Figura 7. Set tipográfico de Nice.


Figura 8. Texto composto com a fonte Nice.

Considerações Finais

Ao chegar ao final do processo de criação de Nice, o grupo pôde visualizar com


clareza a transformação de letreiros populares, a princípio limitados às ruas da cidade, em
arquivos digitais que podem ser repassados para o mundo e utilizados na confecção de
novas peças impressas. Neste artigo estão descritas todas as fases e detalhes do processo,
servindo como modelo de metodologia de criação tipográfica.
O processo teve acompanhamento em todas as fases, sendo analisado e refeito,
sempre que necessário, para se chegar a um resultado satisfatório. Desta forma, a
tipografia vernacular Nice, está de acordo com o que se propõe: uma tipografia digital
baseada em um letreiramento popular específico.
Durante a pesquisa nas ruas da cidade, foi notada a singularidade dos letreiros
populares, muitas vezes ignorados pelos transeuntes. Após esta pesquisa, o grupo
adquiriu um novo olhar, passando a observar a cidade e a forma como ela se comunica
graficamente de uma forma completamente diferente, onde placas ou muros escritos se
tornam mananciais de inspiração para projetos tipográficos.

Referências

DONES, V, L. As apropriações do vernacular pela comunicação gráfica. Disponível


em:
<http://galaxy.intercom.org.br:8180/dspace/bitstream/1904/18266/1/R0608‐
1.pdf>. Acesso em: 06 de novembro de 2011.
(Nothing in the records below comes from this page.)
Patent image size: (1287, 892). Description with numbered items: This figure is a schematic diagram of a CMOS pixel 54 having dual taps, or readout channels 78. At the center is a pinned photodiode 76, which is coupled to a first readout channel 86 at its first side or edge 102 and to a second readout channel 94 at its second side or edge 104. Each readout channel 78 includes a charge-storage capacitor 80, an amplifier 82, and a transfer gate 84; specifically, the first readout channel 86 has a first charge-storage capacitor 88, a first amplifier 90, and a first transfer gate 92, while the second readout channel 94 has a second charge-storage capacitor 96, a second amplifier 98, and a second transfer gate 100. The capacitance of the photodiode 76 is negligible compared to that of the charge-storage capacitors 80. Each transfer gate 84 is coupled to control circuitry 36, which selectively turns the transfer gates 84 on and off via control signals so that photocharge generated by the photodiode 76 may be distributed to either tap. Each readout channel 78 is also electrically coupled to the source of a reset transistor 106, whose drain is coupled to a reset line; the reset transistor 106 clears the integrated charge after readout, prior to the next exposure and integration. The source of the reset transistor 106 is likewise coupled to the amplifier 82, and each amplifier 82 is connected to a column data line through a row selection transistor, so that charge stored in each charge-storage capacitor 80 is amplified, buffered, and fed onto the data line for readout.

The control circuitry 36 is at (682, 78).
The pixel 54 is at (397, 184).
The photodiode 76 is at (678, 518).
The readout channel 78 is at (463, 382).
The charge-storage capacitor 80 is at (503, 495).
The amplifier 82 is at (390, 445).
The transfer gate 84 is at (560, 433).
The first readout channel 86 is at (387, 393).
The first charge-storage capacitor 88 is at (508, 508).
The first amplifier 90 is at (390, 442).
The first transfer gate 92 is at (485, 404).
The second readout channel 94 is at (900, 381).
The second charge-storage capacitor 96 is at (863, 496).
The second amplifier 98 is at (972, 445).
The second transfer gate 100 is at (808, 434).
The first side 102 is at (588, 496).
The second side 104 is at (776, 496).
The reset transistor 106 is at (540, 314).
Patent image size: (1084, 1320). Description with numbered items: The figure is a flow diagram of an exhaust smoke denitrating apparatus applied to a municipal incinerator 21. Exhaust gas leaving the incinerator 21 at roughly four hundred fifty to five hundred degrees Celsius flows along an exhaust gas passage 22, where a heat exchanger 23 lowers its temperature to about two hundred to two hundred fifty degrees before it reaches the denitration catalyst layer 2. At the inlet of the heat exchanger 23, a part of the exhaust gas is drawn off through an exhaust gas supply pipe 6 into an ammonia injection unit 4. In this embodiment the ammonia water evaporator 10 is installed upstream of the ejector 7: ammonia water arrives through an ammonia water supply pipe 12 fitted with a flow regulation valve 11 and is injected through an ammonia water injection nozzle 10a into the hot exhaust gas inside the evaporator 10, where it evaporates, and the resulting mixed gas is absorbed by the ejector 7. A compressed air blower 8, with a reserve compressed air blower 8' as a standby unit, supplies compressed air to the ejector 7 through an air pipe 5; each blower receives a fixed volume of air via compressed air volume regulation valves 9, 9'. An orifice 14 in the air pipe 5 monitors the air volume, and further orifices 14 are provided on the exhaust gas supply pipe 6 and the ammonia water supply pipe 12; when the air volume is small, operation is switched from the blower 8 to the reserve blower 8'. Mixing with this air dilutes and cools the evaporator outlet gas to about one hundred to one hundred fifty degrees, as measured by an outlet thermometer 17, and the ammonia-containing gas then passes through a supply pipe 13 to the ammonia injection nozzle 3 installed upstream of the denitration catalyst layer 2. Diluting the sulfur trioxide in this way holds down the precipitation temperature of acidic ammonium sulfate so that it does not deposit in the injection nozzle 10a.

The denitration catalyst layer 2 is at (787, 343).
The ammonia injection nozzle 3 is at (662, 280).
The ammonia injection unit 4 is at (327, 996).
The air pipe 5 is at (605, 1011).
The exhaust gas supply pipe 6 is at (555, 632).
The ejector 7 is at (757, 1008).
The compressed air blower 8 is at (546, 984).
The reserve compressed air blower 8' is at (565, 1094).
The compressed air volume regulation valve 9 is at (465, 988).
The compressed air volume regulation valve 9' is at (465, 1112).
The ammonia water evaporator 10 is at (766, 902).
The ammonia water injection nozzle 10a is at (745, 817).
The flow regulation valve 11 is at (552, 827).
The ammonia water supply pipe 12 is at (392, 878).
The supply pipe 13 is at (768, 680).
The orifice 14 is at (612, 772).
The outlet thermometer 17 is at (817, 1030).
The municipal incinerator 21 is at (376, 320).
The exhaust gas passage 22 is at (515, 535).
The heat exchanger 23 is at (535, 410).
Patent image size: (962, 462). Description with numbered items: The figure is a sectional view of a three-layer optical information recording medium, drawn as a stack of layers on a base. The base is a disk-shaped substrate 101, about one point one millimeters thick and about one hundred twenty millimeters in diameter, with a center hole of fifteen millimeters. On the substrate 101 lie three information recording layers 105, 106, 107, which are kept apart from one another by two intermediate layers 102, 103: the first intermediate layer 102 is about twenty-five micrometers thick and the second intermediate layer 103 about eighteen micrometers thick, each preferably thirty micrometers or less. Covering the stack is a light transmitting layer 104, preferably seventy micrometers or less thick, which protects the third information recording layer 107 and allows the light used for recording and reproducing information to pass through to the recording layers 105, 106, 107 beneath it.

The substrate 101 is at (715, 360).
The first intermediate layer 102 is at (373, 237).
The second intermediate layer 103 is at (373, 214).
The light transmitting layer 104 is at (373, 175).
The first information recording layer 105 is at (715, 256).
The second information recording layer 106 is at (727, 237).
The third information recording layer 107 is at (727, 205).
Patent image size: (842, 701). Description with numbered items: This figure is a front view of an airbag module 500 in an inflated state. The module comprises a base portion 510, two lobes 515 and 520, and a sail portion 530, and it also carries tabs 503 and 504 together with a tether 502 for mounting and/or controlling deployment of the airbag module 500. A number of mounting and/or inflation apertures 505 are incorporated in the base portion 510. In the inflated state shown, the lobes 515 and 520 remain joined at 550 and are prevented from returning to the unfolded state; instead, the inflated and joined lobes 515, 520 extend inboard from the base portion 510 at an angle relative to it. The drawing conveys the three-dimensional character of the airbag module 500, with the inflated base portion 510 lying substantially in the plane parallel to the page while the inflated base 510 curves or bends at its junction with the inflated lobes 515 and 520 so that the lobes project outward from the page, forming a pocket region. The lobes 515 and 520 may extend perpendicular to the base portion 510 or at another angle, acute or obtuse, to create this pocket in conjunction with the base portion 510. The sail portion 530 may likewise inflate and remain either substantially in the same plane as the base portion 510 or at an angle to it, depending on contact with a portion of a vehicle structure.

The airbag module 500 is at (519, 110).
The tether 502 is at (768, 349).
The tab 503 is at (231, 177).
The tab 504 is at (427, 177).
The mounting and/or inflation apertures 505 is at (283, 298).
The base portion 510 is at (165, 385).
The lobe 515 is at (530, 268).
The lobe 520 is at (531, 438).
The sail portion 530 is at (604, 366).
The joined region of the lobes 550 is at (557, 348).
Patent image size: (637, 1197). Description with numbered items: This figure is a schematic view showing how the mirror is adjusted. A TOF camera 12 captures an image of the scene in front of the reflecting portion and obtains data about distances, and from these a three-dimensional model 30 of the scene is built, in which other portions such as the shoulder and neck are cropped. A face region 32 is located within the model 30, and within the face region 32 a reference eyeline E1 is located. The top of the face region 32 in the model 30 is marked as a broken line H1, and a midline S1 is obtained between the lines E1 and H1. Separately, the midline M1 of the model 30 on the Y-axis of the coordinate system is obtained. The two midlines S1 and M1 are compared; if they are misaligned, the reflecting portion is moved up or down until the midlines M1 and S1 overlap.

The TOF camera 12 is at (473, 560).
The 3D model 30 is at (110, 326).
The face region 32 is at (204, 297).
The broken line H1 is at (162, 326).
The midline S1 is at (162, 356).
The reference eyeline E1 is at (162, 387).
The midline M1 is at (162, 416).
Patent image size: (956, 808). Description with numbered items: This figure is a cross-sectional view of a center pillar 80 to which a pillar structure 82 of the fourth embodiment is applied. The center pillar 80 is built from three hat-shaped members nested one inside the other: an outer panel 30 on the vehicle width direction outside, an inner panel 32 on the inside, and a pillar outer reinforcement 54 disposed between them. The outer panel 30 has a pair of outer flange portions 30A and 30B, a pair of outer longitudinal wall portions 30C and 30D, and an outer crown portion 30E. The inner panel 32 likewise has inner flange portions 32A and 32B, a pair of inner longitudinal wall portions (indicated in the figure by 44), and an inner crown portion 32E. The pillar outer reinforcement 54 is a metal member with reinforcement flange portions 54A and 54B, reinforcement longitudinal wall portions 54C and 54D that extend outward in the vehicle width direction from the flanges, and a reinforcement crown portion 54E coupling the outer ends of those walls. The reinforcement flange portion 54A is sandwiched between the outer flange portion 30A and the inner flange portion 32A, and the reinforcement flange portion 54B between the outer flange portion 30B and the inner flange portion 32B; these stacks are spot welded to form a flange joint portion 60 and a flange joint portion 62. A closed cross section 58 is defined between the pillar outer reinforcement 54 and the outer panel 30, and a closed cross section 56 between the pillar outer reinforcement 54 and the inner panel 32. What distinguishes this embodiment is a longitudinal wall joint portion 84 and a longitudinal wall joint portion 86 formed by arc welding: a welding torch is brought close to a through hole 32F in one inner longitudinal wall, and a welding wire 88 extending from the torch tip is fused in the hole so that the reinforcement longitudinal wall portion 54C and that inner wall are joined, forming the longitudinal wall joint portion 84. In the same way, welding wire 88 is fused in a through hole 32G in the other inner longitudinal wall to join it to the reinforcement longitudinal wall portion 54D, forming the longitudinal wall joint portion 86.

ESTEVES, R. O Design Brasileiro dos Tipos Digitais. São Paulo: Edgard Blücher,
2010.

ESTEVES, R. O Design Brasileiro dos Tipos Digitais: elementos que se articulam na


formação de uma prática profissional. Rio de Janeiro, 2010.Disponível em:
<http://issuu.com/outrasfontes/docs/dissertacao>. Acesso em: 06 de novembro de 2011.

FINIZOLA, F. Tipografia Vernacular Urbana. São Paulo: Edgard Blücher, 2010.

FINIZOLA, F; COUTINHO, S. Em busca de uma Classificação para os


Letreiramentos Populares. InfoDesign – Revista Brasileira de Deisgn da Informação.
v6. n2. São Paulo: Sociedade Brasileira de Design da Informação, 2010.